# NP-hardness of systems of quadratic equations

In some of the previous lectures, we used the problem of solving systems of quadratic equations over $$\bbF_2$$, denoted QuadEq, as an example of a typical NP-hard problem.

Show that (the decision version of) QuadEq is NP-hard by reduction from 3Sat.

# Error correcting codes and probabilisitcally checkable proofs

In class, we motivated the use of error correcting codes for the proof of the PCP theorem by the claim that query efficient verifiers cannot reliably distinguish between proofs that are close in Hamming distance.

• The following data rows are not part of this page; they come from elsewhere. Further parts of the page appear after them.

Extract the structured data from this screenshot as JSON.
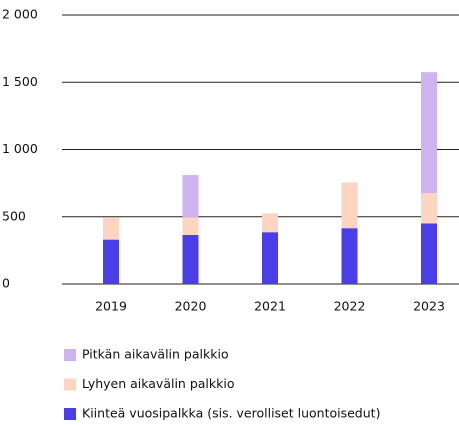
{
  "chart_data": {
    "type": "stacked_bar",
    "categories": [
      "2019",
      "2020",
      "2021",
      "2022",
      "2023"
    ],
    "series": [
      {
        "name": "Kiinteä vuosipalkka (sis. verolliset luontoisedut)",
        "color": "#4a3ee8",
        "values": [
          330,
          365,
          385,
          415,
          450
        ]
      },
      {
        "name": "Lyhyen aikavälin palkkio",
        "color": "#fdd5c0",
        "values": [
          165,
          130,
          140,
          340,
          225
        ]
      },
      {
        "name": "Pitkän aikavälin palkkio",
        "color": "#cdb4f0",
        "values": [
          0,
          315,
          0,
          0,
          900
        ]
      }
    ],
    "ylim": [
      0,
      2000
    ],
    "yticks": [
      0,
      500,
      {
        "value": 1000,
        "label": "1 000"
      },
      {
        "value": 1500,
        "label": "1 500"
      },
      {
        "value": 2000,
        "label": "2 000"
      }
    ],
    "grid": true
  }
}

In this exercise, you will show this claim.

Let $$V$$ be a randomized algorithm that given oracle access to a string $$\pi$$ makes at most $$q$$ queries to it.

Let $$x, \pi \in \{0,1\}^*$$ be arbitrary bit strings. Let $$\pi'$$ be a bit string obtained by flipping every entry of $$\pi$$ with probability $$\e$$. (Note that the expected Hamming distance between $$\pi$$ and $$\pi'$$ is $$\e$$.)

Show that $\Pr\{ V^\pi (x) = 1\} \ge \E_{\pi'} \Pr\{ V^{\pi'} (x) = 1\} - q\cdot \e\,.$

# Distance to Walsh-Hadamard code and Fourier coefficients

In class, we introduced Fourier analysis to analyze a local tester for the Walsh-Hadamard code. This exercise asks you to prove a relationship between the Fourier coefficients of a function and its distance to the Walsh-Hadamard code.

Let $$f\from \bbF_2^n\to \bbF_2$$ be a Boolean function. Define the corresponding real-valued function $$F\from \bbF_2^n \to \R$$ as $F(x) = (-1)^{f(x)}\,.$ Let $$\{\chi_x \mid x\in \bbF_2^n\}$$ be the Fourier basis, that is, $$\chi_x(r)=(-1)^{r^T x}$$ for all $$x,r\in \bbF_2^n$$. Let $$\{c_x \mid x\in \bbF_2^n\}\subseteq \R$$ be the Fourier coefficients of $$F$$, so that $F = \sum_{x\in \bbF_2^n} c_x \cdot \chi_x\,.$

Show that for all $$x\in \bbF_2^n$$, $c_x = 1- 2{\mathrm{dist}}(f,\mathrm{WH}[x])$